Dr Weber explained that a patient receiving treatment with JAKis inherently has a complex history of PsA. “These are not the first-line agents for rheumatic disease. This means that a patient with a prescription for a JAKi generally has [had an inadequate response to] other agents, and will require individualized care.”

She recalled one of her cases: a patient who had recently discontinued JAKi therapy and underwent cardiac risk stratification. Findings revealed that the patient had severe atherosclerosis with obstructive disease, which prompted aggressive preventive therapies, in addition to switching to a different disease-modifying agent.

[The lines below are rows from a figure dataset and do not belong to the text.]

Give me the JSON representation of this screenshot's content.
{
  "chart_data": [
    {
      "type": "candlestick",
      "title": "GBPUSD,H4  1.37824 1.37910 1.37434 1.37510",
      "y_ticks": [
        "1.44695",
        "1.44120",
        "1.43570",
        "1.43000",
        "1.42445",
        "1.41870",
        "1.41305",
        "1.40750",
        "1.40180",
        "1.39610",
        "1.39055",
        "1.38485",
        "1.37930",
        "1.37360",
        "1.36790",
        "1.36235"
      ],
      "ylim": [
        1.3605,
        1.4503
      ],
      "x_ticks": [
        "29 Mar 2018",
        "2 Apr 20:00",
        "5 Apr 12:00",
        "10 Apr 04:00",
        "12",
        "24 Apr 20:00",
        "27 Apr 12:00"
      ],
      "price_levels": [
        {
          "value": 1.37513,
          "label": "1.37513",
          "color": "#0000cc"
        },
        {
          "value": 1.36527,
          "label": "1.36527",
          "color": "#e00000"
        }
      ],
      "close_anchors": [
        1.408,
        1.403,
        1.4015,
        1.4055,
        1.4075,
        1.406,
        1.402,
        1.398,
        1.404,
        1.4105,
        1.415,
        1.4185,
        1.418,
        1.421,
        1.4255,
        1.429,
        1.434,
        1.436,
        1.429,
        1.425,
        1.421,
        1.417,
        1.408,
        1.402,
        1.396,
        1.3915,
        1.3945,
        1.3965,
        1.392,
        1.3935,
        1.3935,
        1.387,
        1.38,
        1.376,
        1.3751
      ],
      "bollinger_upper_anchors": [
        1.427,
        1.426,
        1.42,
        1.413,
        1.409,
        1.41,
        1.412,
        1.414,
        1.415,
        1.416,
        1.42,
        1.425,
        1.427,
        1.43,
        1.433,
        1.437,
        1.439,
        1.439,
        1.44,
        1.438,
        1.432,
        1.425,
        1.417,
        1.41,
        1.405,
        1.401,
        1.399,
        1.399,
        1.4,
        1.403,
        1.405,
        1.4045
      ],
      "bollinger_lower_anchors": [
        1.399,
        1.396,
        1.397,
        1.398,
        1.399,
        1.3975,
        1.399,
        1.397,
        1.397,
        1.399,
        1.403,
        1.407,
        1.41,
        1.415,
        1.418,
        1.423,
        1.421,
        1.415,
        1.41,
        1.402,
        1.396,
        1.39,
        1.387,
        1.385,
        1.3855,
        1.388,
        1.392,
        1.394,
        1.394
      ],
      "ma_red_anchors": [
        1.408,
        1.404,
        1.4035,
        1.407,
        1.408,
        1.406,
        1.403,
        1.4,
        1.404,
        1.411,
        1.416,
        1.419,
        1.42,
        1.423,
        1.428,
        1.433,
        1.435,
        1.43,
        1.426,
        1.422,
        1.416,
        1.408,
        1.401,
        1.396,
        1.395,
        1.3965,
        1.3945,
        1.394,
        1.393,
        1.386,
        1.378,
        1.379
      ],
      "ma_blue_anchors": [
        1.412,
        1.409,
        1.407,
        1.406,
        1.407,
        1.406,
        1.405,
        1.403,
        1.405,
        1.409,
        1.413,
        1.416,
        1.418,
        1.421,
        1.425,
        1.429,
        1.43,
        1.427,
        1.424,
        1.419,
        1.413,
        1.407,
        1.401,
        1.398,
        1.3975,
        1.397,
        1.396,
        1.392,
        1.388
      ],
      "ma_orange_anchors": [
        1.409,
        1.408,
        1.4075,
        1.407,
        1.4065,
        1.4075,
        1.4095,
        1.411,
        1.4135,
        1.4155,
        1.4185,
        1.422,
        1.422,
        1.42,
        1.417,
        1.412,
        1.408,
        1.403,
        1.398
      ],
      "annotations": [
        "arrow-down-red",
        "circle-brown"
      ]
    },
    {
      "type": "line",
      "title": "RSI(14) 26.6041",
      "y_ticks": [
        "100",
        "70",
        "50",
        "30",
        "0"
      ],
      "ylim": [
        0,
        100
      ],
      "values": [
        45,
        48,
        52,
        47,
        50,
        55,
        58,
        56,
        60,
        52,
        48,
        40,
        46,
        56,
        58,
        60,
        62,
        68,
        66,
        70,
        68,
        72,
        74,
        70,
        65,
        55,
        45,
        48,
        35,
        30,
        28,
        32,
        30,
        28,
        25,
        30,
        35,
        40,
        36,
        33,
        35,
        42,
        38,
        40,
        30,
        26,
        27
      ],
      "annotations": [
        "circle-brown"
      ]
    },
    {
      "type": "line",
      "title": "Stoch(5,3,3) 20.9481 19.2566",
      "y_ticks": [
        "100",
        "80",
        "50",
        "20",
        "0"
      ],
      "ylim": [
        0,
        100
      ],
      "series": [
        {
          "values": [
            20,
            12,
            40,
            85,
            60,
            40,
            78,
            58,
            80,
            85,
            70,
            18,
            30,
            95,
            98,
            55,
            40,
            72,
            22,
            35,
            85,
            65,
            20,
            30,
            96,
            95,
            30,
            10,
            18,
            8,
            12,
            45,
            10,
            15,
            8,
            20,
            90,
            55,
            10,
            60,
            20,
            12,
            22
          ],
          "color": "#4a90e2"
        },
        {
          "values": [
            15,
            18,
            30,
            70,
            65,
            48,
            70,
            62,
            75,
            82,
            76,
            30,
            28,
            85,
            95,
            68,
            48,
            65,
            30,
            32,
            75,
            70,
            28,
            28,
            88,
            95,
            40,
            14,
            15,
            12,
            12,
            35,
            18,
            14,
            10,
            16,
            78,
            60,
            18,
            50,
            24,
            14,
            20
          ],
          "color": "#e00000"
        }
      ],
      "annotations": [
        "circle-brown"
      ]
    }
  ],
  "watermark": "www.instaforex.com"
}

“It’s important to look at each patient’s risk profile and discuss the signals of potential concern with the patient,” Dr Weber advised clinicians. “All patients, whether [receiving] a JAKi or a different agent, should receive screening that includes a lipid panel assay, including lipoprotein(a), body mass index (BMI) calculation, A1c level, and blood pressure measurement. We might also consider obtaining a calcium score to identify atherosclerosis or noninvasive cardiovascular stress testing, depending on the patient’s symptoms. And these screenings should be repeated periodically.”

Pharmacovigilance and real-world, long-term outcome studies can help refine risk estimates for rare adverse events, such as thromboembolic events or MACE.

“We want to be able to differentiate who is most at risk — given patient age, pertinent measurables, other medications they are taking, etc — vs who is at very low risk of an adverse event,” said Dr Vlad. “We probably won’t get another large, randomized safety trial like ORAL Surveillance, so we are going to need to do high-quality observational studies to better understand the risks.”